/navigation_dqn

Primary LanguageHTMLApache License 2.0Apache-2.0

DQN Training for Navigation

In this project, deep reinforcement learning is applied to the navigation of a simple robot collecting bananas in a large square world.

Project Details

A reward of +1 is provided for collecting a yellow banana, and a reward of -1 is provided for collecting a blue banana. Thus, the goal of your agent is to collect as many yellow bananas as possible while avoiding blue bananas.

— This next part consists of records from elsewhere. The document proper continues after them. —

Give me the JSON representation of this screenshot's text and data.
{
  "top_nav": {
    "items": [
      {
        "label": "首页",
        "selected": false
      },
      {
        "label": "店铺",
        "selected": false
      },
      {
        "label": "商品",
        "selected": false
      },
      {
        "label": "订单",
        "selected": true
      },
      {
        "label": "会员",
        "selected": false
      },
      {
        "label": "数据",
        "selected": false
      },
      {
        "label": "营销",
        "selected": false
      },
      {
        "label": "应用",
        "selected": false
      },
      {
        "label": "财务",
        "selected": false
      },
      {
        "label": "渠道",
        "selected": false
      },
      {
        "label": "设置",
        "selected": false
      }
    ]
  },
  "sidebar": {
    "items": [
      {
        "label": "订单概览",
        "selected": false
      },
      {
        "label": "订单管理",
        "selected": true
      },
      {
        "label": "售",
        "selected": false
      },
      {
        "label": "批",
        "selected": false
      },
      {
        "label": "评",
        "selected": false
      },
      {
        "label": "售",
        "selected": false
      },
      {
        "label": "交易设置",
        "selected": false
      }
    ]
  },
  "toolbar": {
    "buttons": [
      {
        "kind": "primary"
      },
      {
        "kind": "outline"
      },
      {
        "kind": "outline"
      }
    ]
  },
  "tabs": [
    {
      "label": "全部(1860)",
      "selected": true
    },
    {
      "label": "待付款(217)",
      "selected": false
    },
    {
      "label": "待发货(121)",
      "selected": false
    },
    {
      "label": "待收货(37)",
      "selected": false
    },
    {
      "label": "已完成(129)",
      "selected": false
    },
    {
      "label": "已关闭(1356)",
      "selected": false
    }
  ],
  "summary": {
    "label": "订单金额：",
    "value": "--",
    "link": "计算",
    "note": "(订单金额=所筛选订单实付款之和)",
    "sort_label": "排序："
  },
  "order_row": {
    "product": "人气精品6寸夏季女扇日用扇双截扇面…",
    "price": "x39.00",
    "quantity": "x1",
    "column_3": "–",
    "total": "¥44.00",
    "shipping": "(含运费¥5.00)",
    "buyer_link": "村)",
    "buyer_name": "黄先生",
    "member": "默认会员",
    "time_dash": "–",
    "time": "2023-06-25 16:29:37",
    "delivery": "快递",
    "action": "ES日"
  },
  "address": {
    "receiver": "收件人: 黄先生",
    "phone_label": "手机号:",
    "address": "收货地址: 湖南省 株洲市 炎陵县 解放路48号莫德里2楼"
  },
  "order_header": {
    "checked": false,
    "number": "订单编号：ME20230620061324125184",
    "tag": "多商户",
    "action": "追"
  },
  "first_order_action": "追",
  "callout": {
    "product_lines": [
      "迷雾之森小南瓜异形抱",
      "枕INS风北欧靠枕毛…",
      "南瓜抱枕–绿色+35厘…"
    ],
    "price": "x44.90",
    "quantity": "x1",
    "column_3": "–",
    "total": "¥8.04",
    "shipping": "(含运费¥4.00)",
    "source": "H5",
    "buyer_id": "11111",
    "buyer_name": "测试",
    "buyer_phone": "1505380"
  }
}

The state space has 37 dimensions and contains the agent's velocity, along with ray-based perception of objects around the agent's forward direction. Given this information, the agent has to learn how to best select actions. Four discrete actions are available, corresponding to:

0 - move forward.

1 - move backward.

2 - turn left.

3 - turn right.

The task is episodic, and in order to solve the environment, your agent must get an average score of +13 over 100 consecutive episodes.

Getting Started

Step 1: install Python requirements

This project assumes Python 3.6 and needs the following packages installed:

  • tensorflow==1.7.1
  • Pillow>=4.2.1
  • matplotlib
  • numpy>=1.11.0
  • jupyter
  • pytest>=3.2.2
  • docopt
  • pyyaml
  • protobuf==3.5.2
  • grpcio==1.11.0
  • torch==0.4.0
  • pandas
  • scipy
  • ipykernel

Step 2: Download the Unity Environment

For this project, you will need to install a prebuilt Unity environment that you can download it from one of the links below. You need only select the environment that matches your operating system:

Linux: click here

Mac OSX: click here

Windows (32-bit): click here

Windows (64-bit): click here

Place the file in the project folder and extract it there.

Instructions

To run the code, go to the project folder, type 'jupyter notebook', open Report.ipynb and follow along.